Frente a este determinismo, Honneth propone un “experimentalismo histórico” (historical experimentalism).

La última parte de la sesión estuvo orientada al desarrollo de las principales características pertenecientes a este concepto. En primer lugar, no se debería evitar destruir elementos institucionales que han significado alguna mejora para alcanzar la libertad social siempre y cuando no se sustituyan por otros que provean mejores condiciones. En otro aspecto, no hay que estar demasiado preocupados sobre cómo lucirá ese “fin o final” (hacia dónde conducirá el camino socialista); no sabemos cómo será ni tampoco como no será. Honneth también señalaba que nuestras sociedades son diferenciadas en varias áreas o esferas, no tienen por qué estar determinadas por el motor económico de la historia como afirmaba Marx. Para esto, incluye la idea de diferenciación funcional, presente en la construcción clásica del socialismo.

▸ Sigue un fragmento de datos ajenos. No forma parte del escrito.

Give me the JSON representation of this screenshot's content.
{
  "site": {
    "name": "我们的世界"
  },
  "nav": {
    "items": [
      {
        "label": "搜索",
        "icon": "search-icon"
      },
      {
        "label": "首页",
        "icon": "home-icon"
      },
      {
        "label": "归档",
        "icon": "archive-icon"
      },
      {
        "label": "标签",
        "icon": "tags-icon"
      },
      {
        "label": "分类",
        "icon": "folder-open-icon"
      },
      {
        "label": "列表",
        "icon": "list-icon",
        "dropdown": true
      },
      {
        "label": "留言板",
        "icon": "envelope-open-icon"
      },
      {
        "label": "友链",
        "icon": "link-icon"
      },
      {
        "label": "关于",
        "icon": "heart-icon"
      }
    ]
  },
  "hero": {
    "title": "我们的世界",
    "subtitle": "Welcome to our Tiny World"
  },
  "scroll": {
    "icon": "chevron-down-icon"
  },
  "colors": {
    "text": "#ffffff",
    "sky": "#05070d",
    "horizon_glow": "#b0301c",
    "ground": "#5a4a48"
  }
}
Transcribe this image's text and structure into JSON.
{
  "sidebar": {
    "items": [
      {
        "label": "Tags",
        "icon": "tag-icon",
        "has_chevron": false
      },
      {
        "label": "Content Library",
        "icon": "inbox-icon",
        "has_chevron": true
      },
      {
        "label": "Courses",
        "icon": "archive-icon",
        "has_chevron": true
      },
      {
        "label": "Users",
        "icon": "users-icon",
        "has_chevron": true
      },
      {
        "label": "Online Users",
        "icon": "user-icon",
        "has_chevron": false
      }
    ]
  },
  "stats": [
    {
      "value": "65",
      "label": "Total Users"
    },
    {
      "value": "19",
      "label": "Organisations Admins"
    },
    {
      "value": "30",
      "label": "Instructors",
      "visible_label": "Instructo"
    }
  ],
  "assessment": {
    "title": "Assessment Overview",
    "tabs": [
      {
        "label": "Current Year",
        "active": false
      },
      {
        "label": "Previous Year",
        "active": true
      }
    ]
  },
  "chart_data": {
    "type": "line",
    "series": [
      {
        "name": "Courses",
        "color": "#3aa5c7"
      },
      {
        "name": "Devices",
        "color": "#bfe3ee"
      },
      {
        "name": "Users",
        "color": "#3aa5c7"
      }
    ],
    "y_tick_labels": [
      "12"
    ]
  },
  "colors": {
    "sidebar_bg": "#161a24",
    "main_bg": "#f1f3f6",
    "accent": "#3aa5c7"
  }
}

La presentación finalizaba con algunas conclusiones sobre la propuesta de renunciar a la idea de que sólo una clase social triunfará (en el camino socialista revolucionario), por lo que se debe reemplazar la fe en el proletariado por la “fe” en las posibilidades de progreso de los seres humanos. En último lugar, Honneth comentó su postura de reapropiarse de la idea de progreso (opuesta a la idea de progreso científica y capitalista mayoritaria) y trasladarla al “progreso´´ de los movimiento sociales.